Last Updated on July 23, 2020, by eNotes Editorial. Word Count: 543
Extended Character Analysis
Vergible Woods, or “Tea Cake,” is Janie’s third husband, who serves as a foil to her previous husband, Joe Starks. Whereas Joe was only concerned with status and wealth, Tea Cake works as a blue-collar migrant agricultural laborer in Florida. He does not control Janie, and he allows her to express herself in any way she desires.
He is 25 years old when Janie first meets him. She is instantly drawn to his youthful, positive, easy-going personality. They flirt, begin spending time together, and fall in love. Janie's friend Phoeby advises against Janie's pursuing a relationship with Tea Cake because of their age and social-status differences. However, despite being happy and independent in her widowhood, Janie chooses to marry him, selling the store in Eatonville, which she inherited after Joe Starks' death, so they can have money for their life together.

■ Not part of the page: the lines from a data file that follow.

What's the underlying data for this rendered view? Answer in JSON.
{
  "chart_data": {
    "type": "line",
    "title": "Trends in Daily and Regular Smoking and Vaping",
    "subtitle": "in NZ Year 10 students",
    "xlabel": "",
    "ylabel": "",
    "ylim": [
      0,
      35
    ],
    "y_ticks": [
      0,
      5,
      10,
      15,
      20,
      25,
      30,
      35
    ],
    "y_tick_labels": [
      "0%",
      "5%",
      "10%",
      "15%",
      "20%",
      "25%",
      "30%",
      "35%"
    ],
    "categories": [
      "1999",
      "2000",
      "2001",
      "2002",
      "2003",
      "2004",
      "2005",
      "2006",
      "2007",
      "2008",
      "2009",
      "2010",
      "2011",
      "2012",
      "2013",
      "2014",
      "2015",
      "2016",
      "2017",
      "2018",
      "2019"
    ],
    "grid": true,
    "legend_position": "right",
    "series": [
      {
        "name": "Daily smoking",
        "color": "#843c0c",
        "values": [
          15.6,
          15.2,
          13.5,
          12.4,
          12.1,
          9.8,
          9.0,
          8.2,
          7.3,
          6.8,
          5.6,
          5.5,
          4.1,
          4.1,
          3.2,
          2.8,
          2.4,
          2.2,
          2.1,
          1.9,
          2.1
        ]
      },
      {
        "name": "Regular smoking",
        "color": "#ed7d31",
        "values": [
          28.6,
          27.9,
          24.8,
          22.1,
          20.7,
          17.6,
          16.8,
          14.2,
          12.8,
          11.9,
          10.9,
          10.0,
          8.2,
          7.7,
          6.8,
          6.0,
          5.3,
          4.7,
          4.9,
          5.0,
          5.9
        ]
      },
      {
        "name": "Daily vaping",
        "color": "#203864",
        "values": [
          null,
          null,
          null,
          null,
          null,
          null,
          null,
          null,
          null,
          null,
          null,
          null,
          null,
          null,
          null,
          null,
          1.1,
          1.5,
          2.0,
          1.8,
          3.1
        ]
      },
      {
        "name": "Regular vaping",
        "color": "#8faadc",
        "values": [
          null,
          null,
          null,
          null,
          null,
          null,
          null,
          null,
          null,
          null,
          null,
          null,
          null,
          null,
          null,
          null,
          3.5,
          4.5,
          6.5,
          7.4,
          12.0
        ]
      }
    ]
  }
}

Once they marry, Janie and Tea Cake move to Jacksonville, Florida. Their relationship is initially unsteady. Janie questions Tea Cake’s character when she discovers that he stole $200 from her. He apologizes, explaining that he didn’t take her money maliciously. He wins back her money gambling, and they move to the Everglades. There, Tea Cake includes Janie in the Black community for the first time in her life. Janie works with Tea Cake in the fields, and they host parties and dances in their home. They share equal domestic responsibilities, like cooking and cleaning. Tea Cake never places restrictions on Janie, and he even helps her learn new skills like hunting and fishing, which she hadn't previously been allowed to learn because they were seen as unfeminine.
Tea Cake values Janie and treats her better than her previous husbands, providing her with a positive male influence in her life. However, he also displays unideal characteristics: He enjoys gambling and knife-fighting, and Janie catches him responding to the flirtations of a young girl named Nunkie. When Mrs. Turner introduces her lighter-skinned brother to Janie, Tea Cake becomes plagued with jealousy. He beats Janie in order to show dominance over her. Despite Tea Cake’s gambling, jealousy, and womanizing, Janie still loves him unconditionally.
After two years together, a hurricane hits the Everglades. Although Janie and Tea Cake escape to safety, a rabid dog bites Tea Cake and he contracts rabies. After a few days in Palm Beach, they return to the Everglades, but the disease causes Tea Cake to grow paranoid and jealous of Janie. Eventually, he becomes violent, and Janie is forced to shoot him out of self-defense when he tries to kill her.
Despite his death, Tea Cake lives on in Janie’s memory in colorful and bright imagery:
“Tea Cake came prancing around her where she was and the song of the sigh flew out of the window and lit in the top of the pine trees. Tea Cake, with the sun for a shawl. Of course he wasn't dead. He could never be dead until she herself had finished feeling and thinking. The kiss of his memory made pictures of love and light against the wall. Here was peace.”
Unlike her previous two husbands, Tea Cake fostered Janie’s individuality and self-expression and allowed her to feel spiritually fulfilled.